The bishop, who is delegate of the Council of European Bishops’ Conferences for university pastoral care, and president of the Italian bishops’ commission on Catholic education and the university, was speaking at the end of the symposium on the «University and Church in Europe.»

Both organizations promoted the meetings which for four days gathered rectors of 56 universities and bishops of all European university cities, as well as professors, students and chaplains numbering more than 1,500 participants from 40 countries.

In the context of the dialogue between universities and the Church, «the lay sectors give much credibility to the presence of the Church,» Bishop Nosiglia said.

«I think that the university perceives that it can find in the Church its natural ally so as not to succumb today to the thrusts of the market,» he explained on Vatican Radio.

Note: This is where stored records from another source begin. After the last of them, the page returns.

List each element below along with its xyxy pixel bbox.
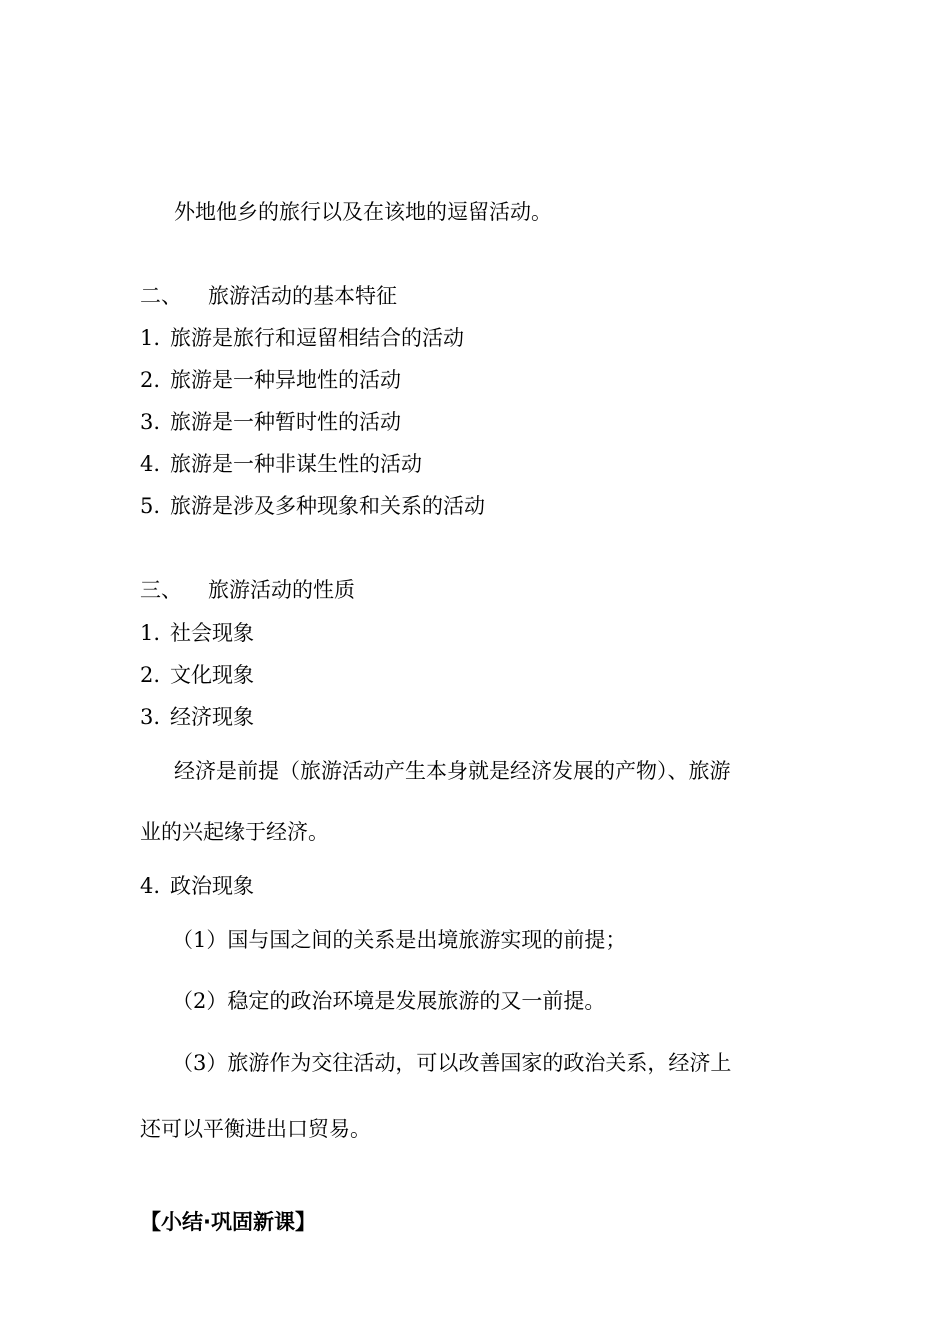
list-item-number: 2.	[140, 663, 161, 687]
section3-title: 旅游活动的性质	[208, 578, 355, 602]
continuation-text: 外地他乡的旅行以及在该地的逗留活动。	[174, 200, 552, 224]
list-item-text: 社会现象	[170, 621, 254, 645]
politics-point-2: （2）稳定的政治环境是发展旅游的又一前提。	[172, 989, 606, 1013]
list-item	[140, 492, 485, 520]
summary-heading: 【小结·巩固新课】	[140, 1210, 316, 1234]
list-item-text: 旅游是涉及多种现象和关系的活动	[170, 494, 485, 518]
section2-number: 二、	[140, 284, 182, 308]
list-item-text: 旅游是一种非谋生性的活动	[170, 452, 422, 476]
list-item-number: 4.	[140, 874, 161, 898]
section2-title: 旅游活动的基本特征	[208, 284, 397, 308]
economy-paragraph-line1: 经济是前提（旅游活动产生本身就是经济发展的产物）、旅游	[174, 759, 731, 783]
list-item	[140, 619, 254, 647]
list-item-number: 1.	[140, 621, 161, 645]
list-item-text: 政治现象	[170, 874, 254, 898]
section3-heading	[140, 576, 355, 604]
list-item-text: 文化现象	[170, 663, 254, 687]
list-item	[140, 703, 254, 731]
section2-heading	[140, 282, 397, 310]
list-item-text: 旅游是一种异地性的活动	[170, 368, 401, 392]
list-item	[140, 872, 254, 900]
list-item-text: 旅游是旅行和逗留相结合的活动	[170, 326, 464, 350]
list-item-number: 2.	[140, 368, 161, 392]
list-item-number: 3.	[140, 410, 161, 434]
politics-point-3: （3）旅游作为交往活动，可以改善国家的政治关系，经济上	[172, 1051, 732, 1075]
list-item	[140, 324, 464, 352]
list-item	[140, 450, 422, 478]
politics-point-1: （1）国与国之间的关系是出境旅游实现的前提；	[172, 928, 627, 952]
list-item-number: 3.	[140, 705, 161, 729]
list-item-number: 4.	[140, 452, 161, 476]
list-item	[140, 366, 401, 394]
list-item-text: 经济现象	[170, 705, 254, 729]
economy-paragraph-line2: 业的兴起缘于经济。	[140, 820, 329, 844]
section3-number: 三、	[140, 578, 182, 602]
list-item	[140, 661, 254, 689]
politics-point-3-continued: 还可以平衡进出口贸易。	[140, 1117, 371, 1141]
list-item-number: 5.	[140, 494, 161, 518]
list-item-number: 1.	[140, 326, 161, 350]
list-item	[140, 408, 401, 436]
list-item-text: 旅游是一种暂时性的活动	[170, 410, 401, 434]
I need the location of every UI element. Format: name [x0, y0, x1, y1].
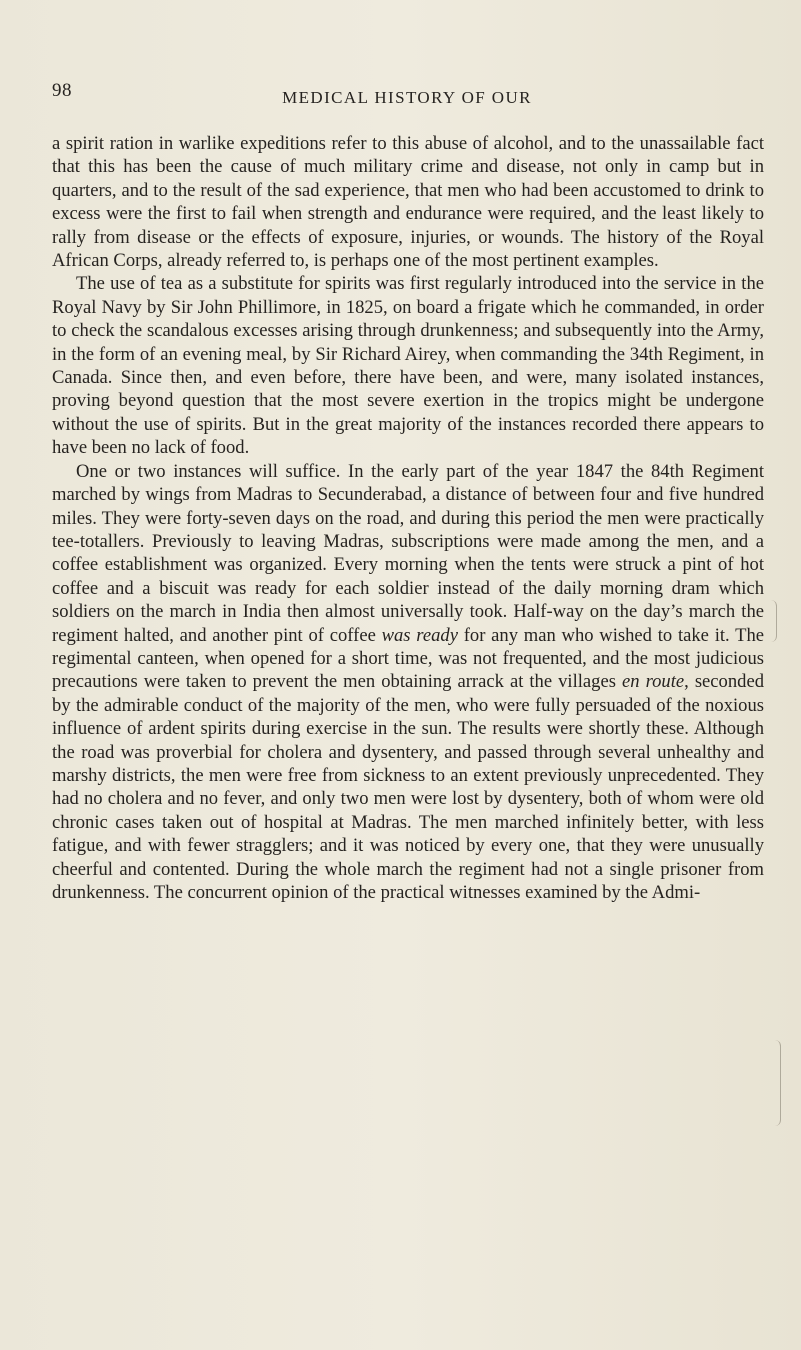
- paragraph-3-text-a: One or two instances will suffice. In the early part of the year 1847 the 84th Regiment marched by wings from Madras to Secunderabad, a distance of between four and five hundred miles. They were forty-seven days on the road, and during this period the men were practically tee-totallers. Previously to leaving Madras, subscriptions were made among the men, and a coffee establishment was organized. Every morning when the tents were struck a pint of hot coffee and a biscuit was ready for each soldier instead of the daily morning dram which soldiers on the march in India then almost universally took. Half-way on the day’s march the regiment halted, and another pint of coffee: [52, 460, 764, 646]
- paragraph-3-text-c: , seconded by the admirable conduct of the majority of the men, who were fully persuaded of the noxious influence of ardent spirits during exercise in the sun. The results were shortly these. Although the road was proverbial for cholera and dysentery, and passed through several unhealthy and marshy districts, the men were free from sickness to an extent previously unprecedented. They had no cholera and no fever, and only two men were lost by dysentery, both of whom were old chronic cases taken out of hospital at Madras. The men marched infinitely better, with less fatigue, and with fewer stragglers; and it was noticed by every one, that they were unusually cheerful and contented. During the whole march the regiment had not a single prisoner from drunkenness. The concurrent opinion of the practical witnesses examined by the Admi-: [52, 671, 764, 903]
- paragraph-3: [52, 460, 764, 905]
- italic-was-ready: was ready: [381, 624, 458, 646]
- margin-mark: [774, 1040, 781, 1126]
- margin-mark: [770, 600, 777, 642]
- running-head: [52, 80, 762, 114]
- paragraph-1: a spirit ration in warlike expeditions refer to this abuse of alcohol, and to the unassailable fact that this has been the cause of much military crime and disease, not only in camp but in quarters, and to the result of the sad experience, that men who had been accustomed to drink to excess were the first to fail when strength and endurance were required, and the least likely to rally from disease or the effects of exposure, injuries, or wounds. The history of the Royal African Corps, already referred to, is perhaps one of the most pertinent examples.: [52, 133, 764, 272]
- italic-en-route: en route: [622, 671, 685, 693]
- page-number: 98: [52, 80, 72, 101]
- paragraph-2: The use of tea as a substitute for spirits was first regularly introduced into the service in the Royal Navy by Sir John Phillimore, in 1825, on board a frigate which he commanded, in order to check the scandalous excesses arising through drunkenness; and subsequently into the Army, in the form of an evening meal, by Sir Richard Airey, when commanding the 34th Regiment, in Canada. Since then, and even before, there have been, and were, many isolated instances, proving beyond question that the most severe exertion in the tropics might be undergone without the use of spirits. But in the great majority of the instances recorded there appears to have been no lack of food.: [52, 273, 764, 459]
- running-title: MEDICAL HISTORY OF OUR: [282, 88, 532, 107]
- paragraph-3-text-b: for any man who wished to take it. The regimental canteen, when opened for a short time, was not frequented, and the most judicious precautions were taken to prevent the men obtaining arrack at the villages: [52, 624, 765, 693]
- body-text: [52, 132, 764, 904]
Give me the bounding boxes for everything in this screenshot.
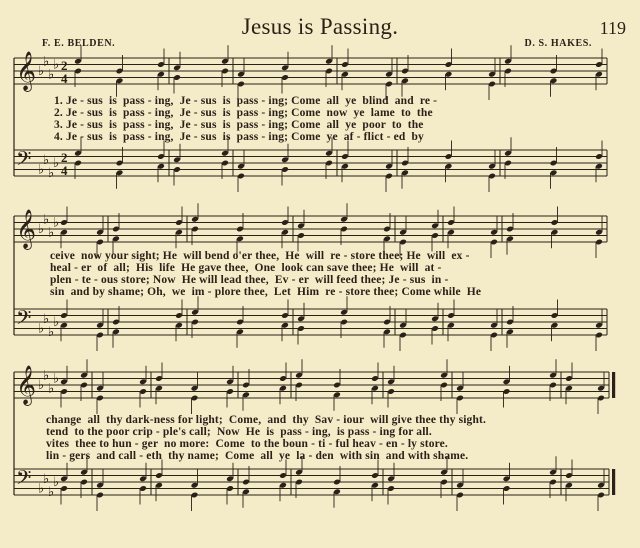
lyric-line: 3. Je - sus is pass - ing, Je - sus is pass - ing; Come all ye poor to the [54, 119, 424, 131]
svg-text:♭: ♭ [38, 162, 45, 178]
lyric-line: 1. Je - sus is pass - ing, Je - sus is pass - ing; Come all ye blind and re - [54, 95, 438, 107]
svg-text:♭: ♭ [43, 471, 50, 487]
lyric-line: change all thy dark-ness for light; Come, and thy Sav - iour will give thee thy sight. [46, 414, 486, 426]
composer-credit: D. S. HAKES. [524, 38, 592, 49]
svg-text:♭: ♭ [53, 57, 60, 73]
svg-text:♭: ♭ [38, 321, 45, 337]
svg-text:2: 2 [61, 58, 68, 73]
lyric-line: heal - er of all; His life He gave thee, One look can save thee; He will at - [50, 262, 442, 274]
svg-text:♭: ♭ [53, 215, 60, 231]
svg-text:♭: ♭ [38, 222, 45, 237]
svg-text:♭: ♭ [53, 371, 60, 387]
lyric-line: plen - te - ous store; Now He will lead thee, Ev - er will feed thee; Je - sus in - [50, 274, 449, 286]
svg-text:♭: ♭ [53, 315, 60, 330]
svg-text:𝄞: 𝄞 [16, 365, 37, 405]
lyric-line: lin - gers and call - eth thy name; Come all ye la - den with sin and with shame. [46, 450, 469, 462]
svg-text:♭: ♭ [48, 225, 55, 241]
svg-text:♭: ♭ [43, 54, 50, 70]
svg-text:4: 4 [61, 163, 68, 178]
lyric-line: sin and by shame; Oh, we im - plore thee, Let Him re - store thee; Come while He [50, 286, 482, 298]
lyric-line: 4. Je - sus is pass - ing, Je - sus is pass - ing; Come ye af - flict - ed by [54, 131, 424, 143]
svg-text:♭: ♭ [53, 475, 60, 490]
svg-text:4: 4 [61, 71, 68, 86]
svg-text:♭: ♭ [43, 212, 50, 228]
svg-text:♭: ♭ [53, 156, 60, 171]
svg-text:♭: ♭ [48, 165, 55, 181]
svg-text:𝄢: 𝄢 [16, 306, 32, 334]
svg-text:♭: ♭ [43, 152, 50, 168]
page-number: 119 [599, 18, 626, 38]
lyric-line: 2. Je - sus is pass - ing, Je - sus is pass - ing; Come now ye lame to the [54, 107, 433, 119]
svg-text:♭: ♭ [48, 381, 55, 397]
hymn-title: Jesus is Passing. [241, 14, 399, 39]
svg-text:♭: ♭ [38, 481, 45, 497]
svg-text:𝄢: 𝄢 [16, 466, 32, 494]
svg-text:♭: ♭ [38, 64, 45, 79]
svg-text:♭: ♭ [38, 378, 45, 393]
lyric-line: vites thee to hun - ger no more: Come to the boun - ti - ful heav - en - ly store. [46, 438, 448, 450]
lyric-line: tend to the poor crip - ple's call; Now He is pass - ing, is pass - ing for all. [46, 426, 432, 438]
svg-text:𝄞: 𝄞 [16, 51, 37, 91]
svg-text:𝄢: 𝄢 [16, 147, 32, 175]
svg-text:♭: ♭ [43, 311, 50, 327]
svg-text:♭: ♭ [48, 484, 55, 500]
lyric-line: ceive now your sight; He will bend o'er thee, He will re - store thee; He will ex - [50, 250, 470, 262]
lyricist-credit: F. E. BELDEN. [42, 38, 116, 49]
svg-text:2: 2 [61, 150, 68, 165]
svg-text:♭: ♭ [48, 67, 55, 83]
svg-text:♭: ♭ [43, 368, 50, 384]
svg-text:♭: ♭ [48, 324, 55, 340]
svg-text:𝄞: 𝄞 [16, 209, 37, 249]
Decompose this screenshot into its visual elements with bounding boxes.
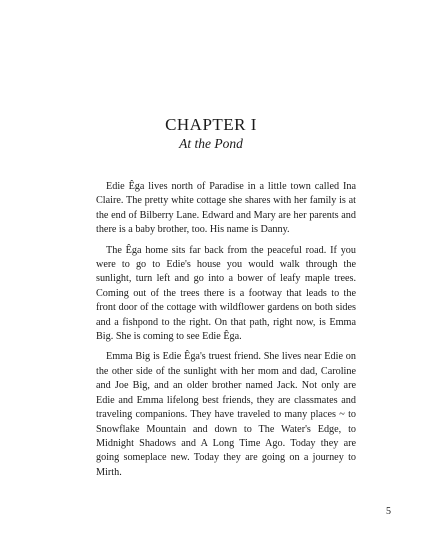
paragraph: Edie Êga lives north of Paradise in a little town called Ina Claire. The pretty white cottage she shares with her family is at the end of Bilberry Lane. Edward and Mary are her parents and there is a baby brother, too. His name is Danny. [96, 181, 356, 236]
chapter-title: CHAPTER I [165, 115, 257, 134]
paragraph: The Êga home sits far back from the peaceful road. If you were to go to Edie's house you would walk through the sunlight, turn left and go into a bower of leafy maple trees. Coming out of the trees there is a footway that leads to the front door of the cottage with wildflower gardens on both sides and a fishpond to the right. On that path, right now, is Emma Big. She is coming to see Edie Êga. [96, 244, 356, 343]
chapter-body [96, 180, 356, 486]
page-number: 5 [386, 506, 391, 517]
paragraph: Emma Big is Edie Êga's truest friend. She lives near Edie on the other side of the sunlight with her mom and dad, Caroline and Joe Big, and an older brother named Jack. Not only are Edie and Emma lifelong best friends, they are classmates and traveling companions. They have traveled to many places ~ to Snowflake Mountain and down to The Water's Edge, to Midnight Shadows and A Long Time Ago. Today they are going someplace new. Today they are going on a journey to Mirth. [96, 351, 356, 478]
chapter-subtitle: At the Pond [179, 136, 243, 151]
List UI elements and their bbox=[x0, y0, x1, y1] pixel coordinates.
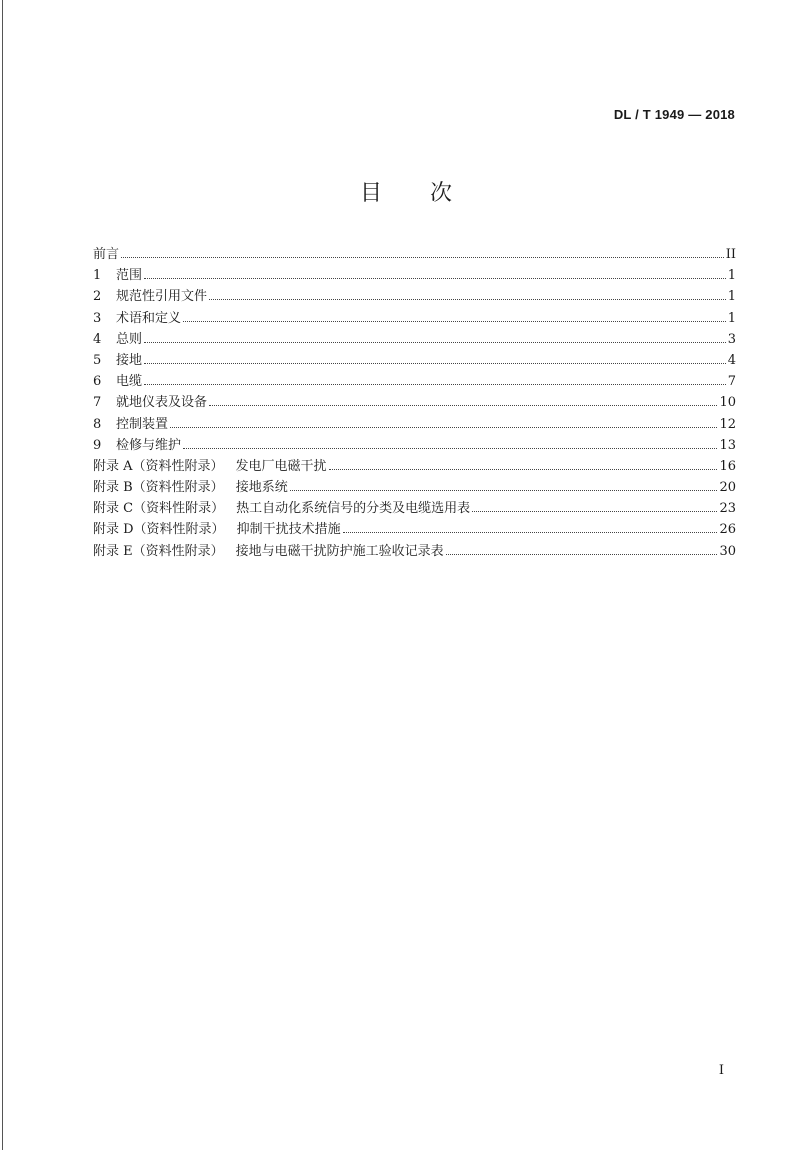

The force of the market tends to transform the university, «making it lose its autonomy for reflection, research and criticism proper to thought that goes beyond the immediacy of results,» the bishop said. «However, Christian thought has man at the center, research on the meaning of the human being and, therefore, also the ethic commitment, the moral commitment to the growth of this new humanism.»

The Church can also find in the university its natural ally «to incarnate the Gospel in the fabric of culture,» the bishop continued.

«Here, however, it is necessary that it really be the local churches at such that act, considering the university a place of mission, fundamental for human, Christian and spiritual growth, and, therefore, to interlace an organic and systematic dialogue,» he noted.

Lastly, the bishop referred to the need to build laboratories of faith and culture within universities «to increasingly humanize research, proper to the university and, through it, the whole of society.»